Metric’s system of self-sufficiency

Jimmy Shaw talks social media, sound and tour life. His band will play Nov. 8.

Left to right: Joshua Winstead, Emily Haines, Jimmy Shaw and Joules Scott-Key. | COURTESY BRANTLEY GUTIERREZ
Left to right: Joshua Winstead, Emily Haines, Jimmy Shaw and Joules Scott-Key. | COURTESY BRANTLEY GUTIERREZ

Jimmy Shaw, guitarist of the Canadian indie rock band Metric, has a love/hate relationship with waiting.

Getting his start at The Juilliard School in New York, Shaw went from performing classically, to learning how to produce to meeting Emily Haines and starting the band.

Producing is a passion he said he’s always had but developed further out of a growing disdain for staying stagnant.

“All the things we do outside the music itself was born out of the necessity of not waiting for other people,” Shaw said. “Our organization is very nimble and quick to be able to do things we want to do.”

Metric’s takeover arguably began with its hits “Help I’m Alive” and “Gold Guns Girls” off of its album “Fantasies” in 2009, which was self-produced by Shaw. He said the band didn’t think about following up the album when writing “Synthetica.” Instead, the group waited until the songs came to them.

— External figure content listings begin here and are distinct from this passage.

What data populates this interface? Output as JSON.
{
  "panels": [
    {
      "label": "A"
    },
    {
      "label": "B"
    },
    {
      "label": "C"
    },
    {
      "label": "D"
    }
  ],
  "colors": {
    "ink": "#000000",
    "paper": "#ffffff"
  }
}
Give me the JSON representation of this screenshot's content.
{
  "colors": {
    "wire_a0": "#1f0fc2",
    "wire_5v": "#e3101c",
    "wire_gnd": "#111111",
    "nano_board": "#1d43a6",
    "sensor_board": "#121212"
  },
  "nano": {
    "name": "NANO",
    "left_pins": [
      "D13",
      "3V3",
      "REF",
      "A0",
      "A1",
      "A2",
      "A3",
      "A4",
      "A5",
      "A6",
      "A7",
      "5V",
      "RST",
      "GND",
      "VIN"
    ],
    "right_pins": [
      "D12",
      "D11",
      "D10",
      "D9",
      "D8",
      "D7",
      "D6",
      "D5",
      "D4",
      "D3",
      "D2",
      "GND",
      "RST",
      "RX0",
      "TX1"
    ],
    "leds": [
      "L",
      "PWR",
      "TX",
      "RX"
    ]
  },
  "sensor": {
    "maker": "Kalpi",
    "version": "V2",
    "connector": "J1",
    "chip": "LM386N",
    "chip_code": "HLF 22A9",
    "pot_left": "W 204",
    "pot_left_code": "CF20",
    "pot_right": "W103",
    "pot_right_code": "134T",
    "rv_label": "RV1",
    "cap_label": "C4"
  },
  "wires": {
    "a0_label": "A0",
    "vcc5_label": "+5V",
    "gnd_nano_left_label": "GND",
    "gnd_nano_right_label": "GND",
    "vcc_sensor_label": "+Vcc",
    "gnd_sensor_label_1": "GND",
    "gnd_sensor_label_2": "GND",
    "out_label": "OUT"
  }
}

“I think we just followed the sound because musically, we were interested in it,” he said. “It was very much about going in the studio and starting off with ‘Fantasies’ and going through exploration and waiting for things to feel new.”

With Shaw receiving a Producer of the Year award from the Juno Awards in 2013 for songs “Breathing Underwater” and “Youth Without Youth,” that “new” sound may have just been achieved.

It’s been more than a year since Metric’s “Synthetica” was released, but the band continues to promote it on a support tour with Paramore.

Shaw said as Metric wrapped up the album’s original tour, it sat and waited, thinking about the next step. Shaw said he “didn’t want to let [the album] sit and die out.”

When Paramore asked Metric to join on its tour, the band jumped at the opportunity.

“It didn’t feel like we could do the same tour again,” Shaw said. “We needed to do something different and switch it up a bit. It made a lot of sense to us. We felt like [Hayley Williams’] fans would react very much to our music.”

That reaction stems from a combination of sound, networking, exposure and social media.

With Metric being about 15 years old, the group was able to see music’s technological revamp with its own songs. With its first album “Grow Up and Blow Away,” which was released in 2001, to “Fantasies” in 2009 and “Synthetica,” its latest project released in 2012, Shaw saw the YouTube hits and iTunes downloads climb.

“It was a bizarre transition,” Shaw said. “We lived through this transition. We went from a time where a record existed only physically to now digitally. It’s really changed a musician’s perspective.”

Now, Shaw said, it’s about maintaining and dominating a social media presence, which can sometimes compromise a band’s sound, though he said he feels Metric hasn’t fallen into that trap.

“Now, you have to be a public figure of all kinds,” he said. “It’s not enough to play an instrument or write songs anymore.”

Shaw is classically trained from his attendance at The Juilliard School, where he also performed with the New York Philharmonic Orchestra. It was there that he eventually grew tired of playing classically, realizing it was worthwhile but might not be for him.

“For the most part, for me it was based to do a desire that had a lot of freedom,” Shaw said. “I wanted to do something that you could use music that could express feeling. I wanted to write, I wanted to create.”

Along with writing and creating with Metric, Shaw is also known for his work with Broken Social Scene, a collaborative indie rock effort that includes up to 19 members. The musicians that perform with Broken Social Scene also have other projects to their names and include members of Stars and Leslie Feist, among other big names in indie rock.

Shaw and Haines, Metric’s lead singer, keyboardist and co-songwriter, joined Broken Social Scene at a time when it was transitioning from an instrumental sound to the sound its known for today, though their involvement has died down with the pursuit of Metric’s own ambitions.

“It was very much an amorphous blob of indie rock,” Shaw said. “Anything could happen at any moment. As it went on over the years, it became difficult to maintain that level of chaos.”

However, Shaw said he valued the time spent with the supergroup and that it was “totally rewarding getting together with those people.”

Though he tries not to let the fame get to his head, Shaw said there are moments when he looks around at the members of Stars, Tokyo Police Club and Leslie Feist and is glad to call “those people” his friends.

Shaw will be performing alongside his new friends in Hellogoodbye and Paramore on Friday at the Susquehanna Bank Center.